Government forces are now just 2.5 miles (4 km) away from the strategic town of Sinjar in eastern Idlib. The SOHR said Sinjar is important because it can be used by pro-government forces to launch future operations in the Idlib countryside.
The government’s push in Idlib coincides with intensified airstrikes and artillery attacks. Citing rescue workers, Reuters said on Thursday that at least 50 civilians have been killed in the last 20 days of stepped-up aerial strikes on residential areas.
“There have been at least six major massacres perpetrated by Russia in indiscriminate bombing of cities and towns with thousands fleeing their homes in the last two weeks,” Mustafa al Haj Yousef, the head of Idlib’s Civil Defense, told the agency.
Russia Acknowledges Death of Servicemen
Russia on Thursday confirmed that two of its servicemen had been killed in a rebel attack on one of its bases on Dec. 31, but denied reports that the offensive destroyed seven aircraft, Agence France-Presse reported.
“As darkness fell, the Hmeimim air base was subjected to sudden mortar shelling from a mobile group of militants.
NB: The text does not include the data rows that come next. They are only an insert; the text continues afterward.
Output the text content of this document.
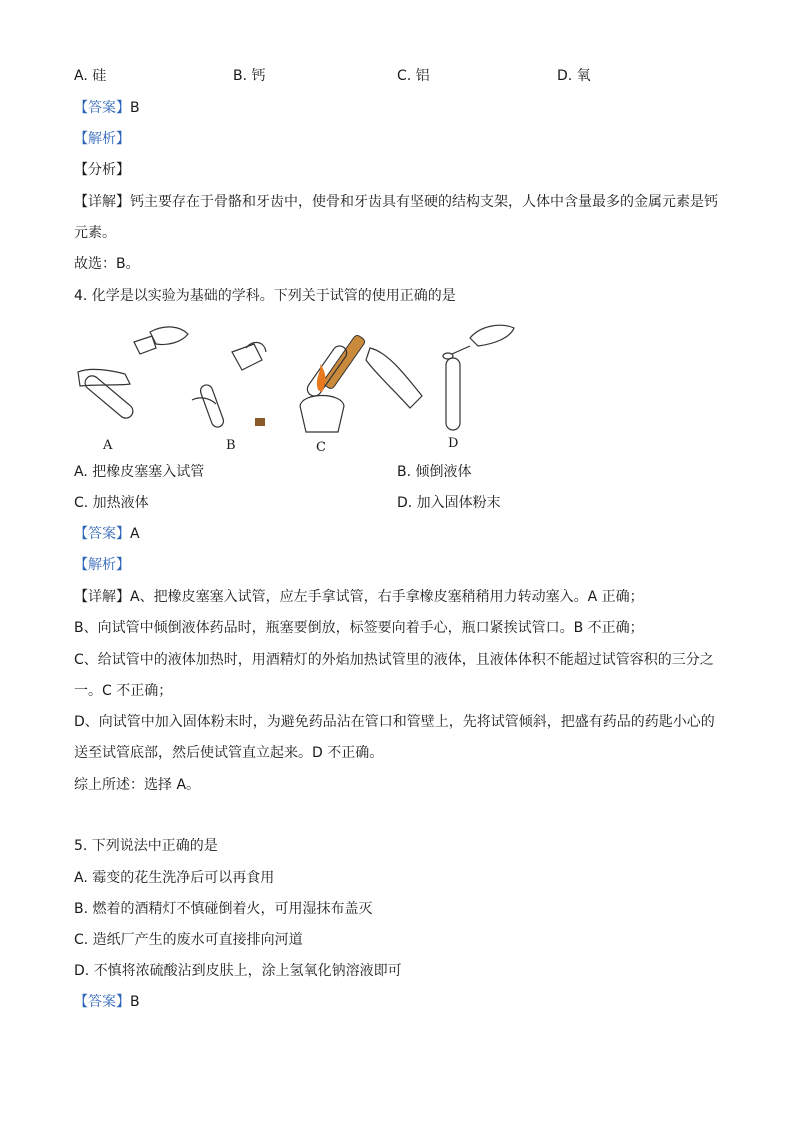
A. 硅	B. 钙	C. 铝	D. 氧
【答案】B
【解析】
【分析】
【详解】钙主要存在于骨骼和牙齿中，使骨和牙齿具有坚硬的结构支架，人体中含量最多的金属元素是钙
元素。
故选：B。
4. 化学是以实验为基础的学科。下列关于试管的使用正确的是
A	B	C	D
A. 把橡皮塞塞入试管	B. 倾倒液体
C. 加热液体	D. 加入固体粉末
【答案】A
【解析】
【详解】A、把橡皮塞塞入试管，应左手拿试管，右手拿橡皮塞稍稍用力转动塞入。A 正确；
B、向试管中倾倒液体药品时，瓶塞要倒放，标签要向着手心，瓶口紧挨试管口。B 不正确；
C、给试管中的液体加热时，用酒精灯的外焰加热试管里的液体，且液体体积不能超过试管容积的三分之
一。C 不正确；
D、向试管中加入固体粉末时，为避免药品沾在管口和管壁上，先将试管倾斜，把盛有药品的药匙小心的
送至试管底部，然后使试管直立起来。D 不正确。
综上所述：选择 A。
5. 下列说法中正确的是
A. 霉变的花生洗净后可以再食用
B. 燃着的酒精灯不慎碰倒着火，可用湿抹布盖灭
C. 造纸厂产生的废水可直接排向河道
D. 不慎将浓硫酸沾到皮肤上，涂上氢氧化钠溶液即可
【答案】B
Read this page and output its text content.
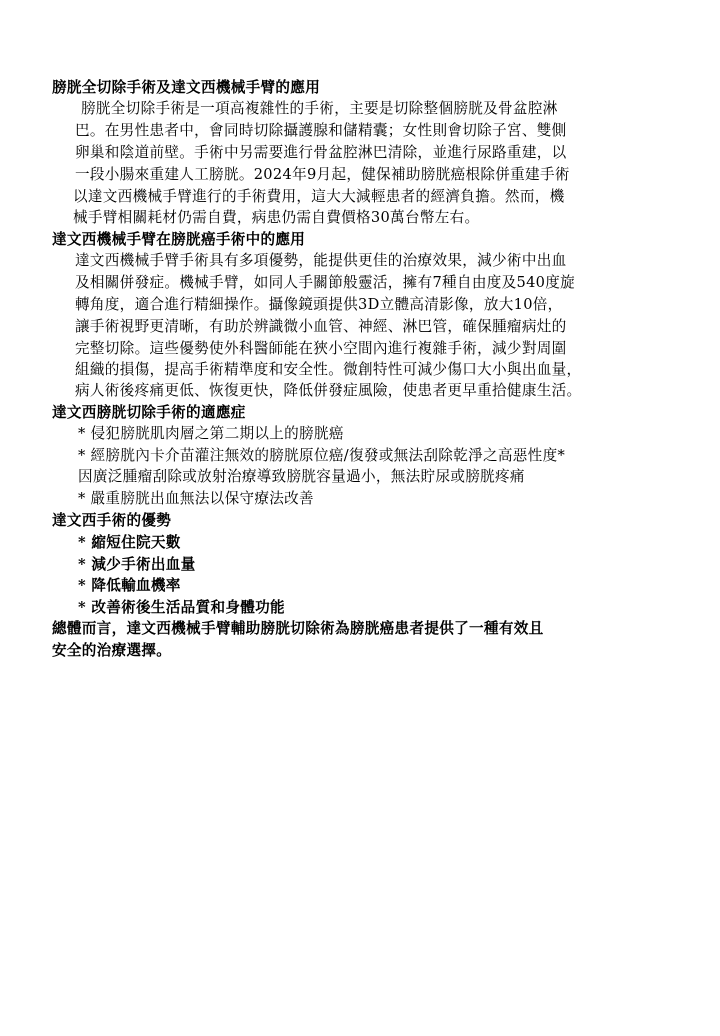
膀胱全切除手術及達文西機械手臂的應用
膀胱全切除手術是一項高複雜性的手術，主要是切除整個膀胱及骨盆腔淋
巴。在男性患者中，會同時切除攝護腺和儲精囊；女性則會切除子宮、雙側
卵巢和陰道前壁。手術中另需要進行骨盆腔淋巴清除，並進行尿路重建，以
一段小腸來重建人工膀胱。2024年9月起，健保補助膀胱癌根除併重建手術
以達文西機械手臂進行的手術費用，這大大減輕患者的經濟負擔。然而，機
械手臂相關耗材仍需自費，病患仍需自費價格30萬台幣左右。
達文西機械手臂在膀胱癌手術中的應用
達文西機械手臂手術具有多項優勢，能提供更佳的治療效果，減少術中出血
及相關併發症。機械手臂，如同人手關節般靈活，擁有7種自由度及540度旋
轉角度，適合進行精細操作。攝像鏡頭提供3D立體高清影像，放大10倍，
讓手術視野更清晰，有助於辨識微小血管、神經、淋巴管，確保腫瘤病灶的
完整切除。這些優勢使外科醫師能在狹小空間內進行複雜手術，減少對周圍
組織的損傷，提高手術精準度和安全性。微創特性可減少傷口大小與出血量，
病人術後疼痛更低、恢復更快，降低併發症風險，使患者更早重拾健康生活。
達文西膀胱切除手術的適應症
* 侵犯膀胱肌肉層之第二期以上的膀胱癌
* 經膀胱內卡介苗灌注無效的膀胱原位癌/復發或無法刮除乾淨之高惡性度*
因廣泛腫瘤刮除或放射治療導致膀胱容量過小，無法貯尿或膀胱疼痛
* 嚴重膀胱出血無法以保守療法改善
達文西手術的優勢
* 縮短住院天數
* 減少手術出血量
* 降低輸血機率
* 改善術後生活品質和身體功能
總體而言，達文西機械手臂輔助膀胱切除術為膀胱癌患者提供了一種有效且
安全的治療選擇。
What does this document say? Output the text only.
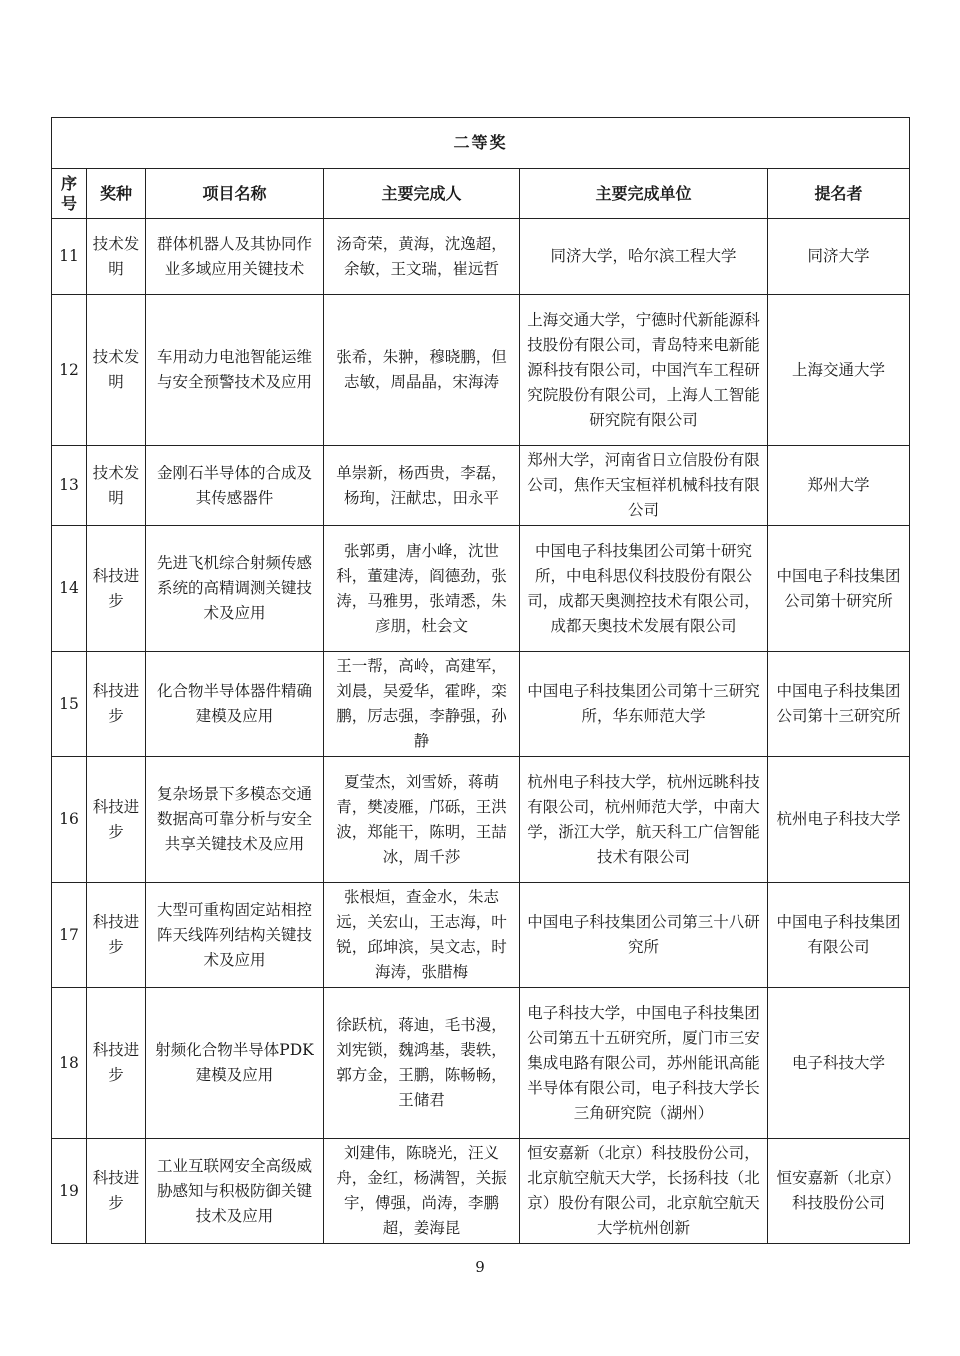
二等奖					
序号	奖种	项目名称	主要完成人	主要完成单位	提名者
11	技术发明	群体机器人及其协同作业多域应用关键技术	汤奇荣，黄海，沈逸超，余敏，王文瑞，崔远哲	同济大学，哈尔滨工程大学	同济大学
12	技术发明	车用动力电池智能运维与安全预警技术及应用	张希，朱翀，穆晓鹏，但志敏，周晶晶，宋海涛	上海交通大学，宁德时代新能源科技股份有限公司，青岛特来电新能源科技有限公司，中国汽车工程研究院股份有限公司，上海人工智能研究院有限公司	上海交通大学
13	技术发明	金刚石半导体的合成及其传感器件	单崇新，杨西贵，李磊，杨珣，汪献忠，田永平	郑州大学，河南省日立信股份有限公司，焦作天宝桓祥机械科技有限公司	郑州大学
14	科技进步	先进飞机综合射频传感系统的高精调测关键技术及应用	张郭勇，唐小峰，沈世科，董建涛，阎德劲，张涛，马雅男，张靖悉，朱彦朋，杜会文	中国电子科技集团公司第十研究所，中电科思仪科技股份有限公司，成都天奥测控技术有限公司，成都天奥技术发展有限公司	中国电子科技集团公司第十研究所
15	科技进步	化合物半导体器件精确建模及应用	王一帮，高岭，高建军，刘晨，吴爱华，霍晔，栾鹏，厉志强，李静强，孙静	中国电子科技集团公司第十三研究所，华东师范大学	中国电子科技集团公司第十三研究所
16	科技进步	复杂场景下多模态交通数据高可靠分析与安全共享关键技术及应用	夏莹杰，刘雪娇，蒋萌青，樊凌雁，邝砾，王洪波，郑能干，陈明，王喆冰，周千莎	杭州电子科技大学，杭州远眺科技有限公司，杭州师范大学，中南大学，浙江大学，航天科工广信智能技术有限公司	杭州电子科技大学
17	科技进步	大型可重构固定站相控阵天线阵列结构关键技术及应用	张根烜，查金水，朱志远，关宏山，王志海，叶锐，邱坤滨，吴文志，时海涛，张腊梅	中国电子科技集团公司第三十八研究所	中国电子科技集团有限公司
18	科技进步	射频化合物半导体PDK建模及应用	徐跃杭，蒋迪，毛书漫，刘宪锁，魏鸿基，裴轶，郭方金，王鹏，陈畅畅，王储君	电子科技大学，中国电子科技集团公司第五十五研究所，厦门市三安集成电路有限公司，苏州能讯高能半导体有限公司，电子科技大学长三角研究院（湖州）	电子科技大学
19	科技进步	工业互联网安全高级威胁感知与积极防御关键技术及应用	刘建伟，陈晓光，汪义舟，金红，杨满智，关振宇，傅强，尚涛，李鹏超，姜海昆	恒安嘉新（北京）科技股份公司，北京航空航天大学，长扬科技（北京）股份有限公司，北京航空航天大学杭州创新	恒安嘉新（北京）科技股份公司
9
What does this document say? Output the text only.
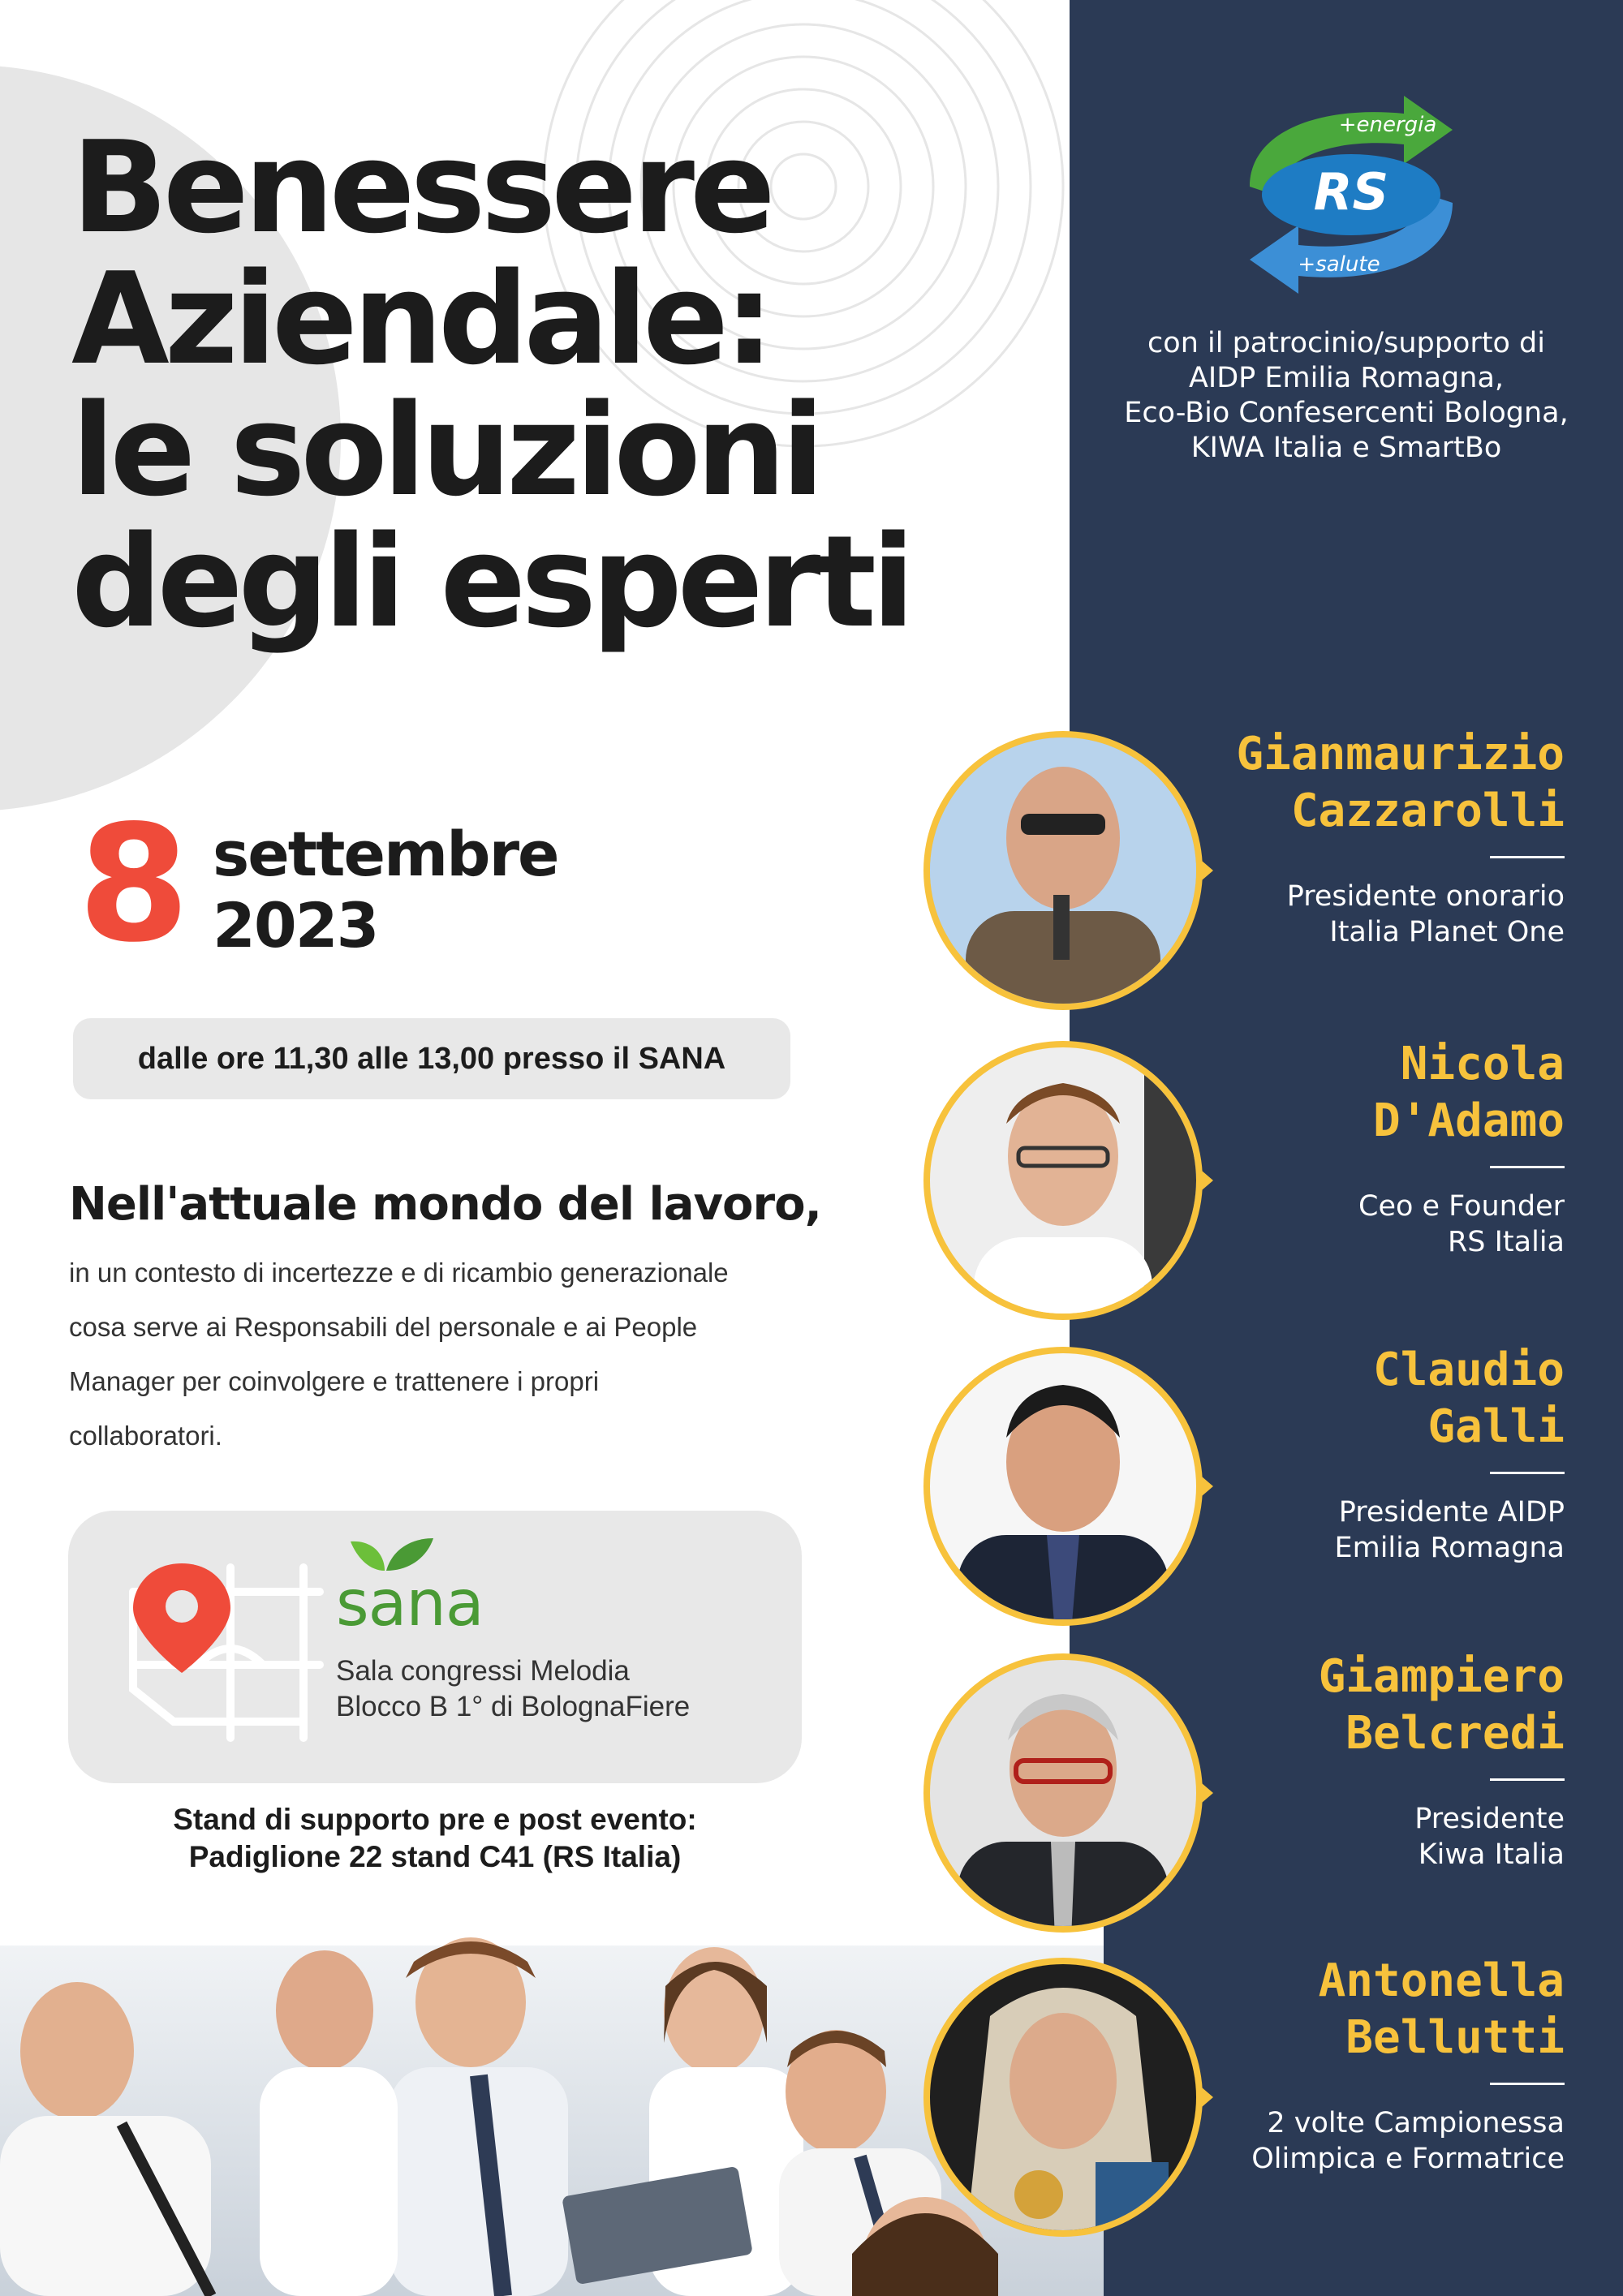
Benessere
Aziendale:
le soluzioni
degli esperti
8 settembre
2023
dalle ore 11,30 alle 13,00 presso il SANA
Nell'attuale mondo del lavoro,
in un contesto di incertezze e di ricambio generazionale
cosa serve ai Responsabili del personale e ai People
Manager per coinvolgere e trattenere i propri
collaboratori.
sana
Sala congressi Melodia
Blocco B 1° di BolognaFiere
Stand di supporto pre e post evento:
Padiglione 22 stand C41 (RS Italia)
RS
+energia
+salute
con il patrocinio/supporto di
AIDP Emilia Romagna,
Eco-Bio Confesercenti Bologna,
KIWA Italia e SmartBo
Gianmaurizio
Cazzarolli
Presidente onorario
Italia Planet One
Nicola
D'Adamo
Ceo e Founder
RS Italia
Claudio
Galli
Presidente AIDP
Emilia Romagna
Giampiero
Belcredi
Presidente
Kiwa Italia
Antonella
Bellutti
2 volte Campionessa
Olimpica e Formatrice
As a result, two servicemen were killed,” Russia’s defense ministry said in a statement cited by AFP.
The statement comes after Kommersant, a Russian daily, published a report alleging that rebel shelling of Russia’s Hmeimim airbase on New Year’s Eve had destroyed seven warplanes and injured 10 Russian servicemen.
Moscow dismissed the Kommersant report as “fake,” AFP said.
Earlier on Wednesday, Moscow announced that two Russian pilots died when their helicopter crashed, also on Dec. 31, because of a technical failure, AFP said.
“With four fatalities this is one of the deadliest single days for the Russian army in Syria since it entered the conflict,” AFP said.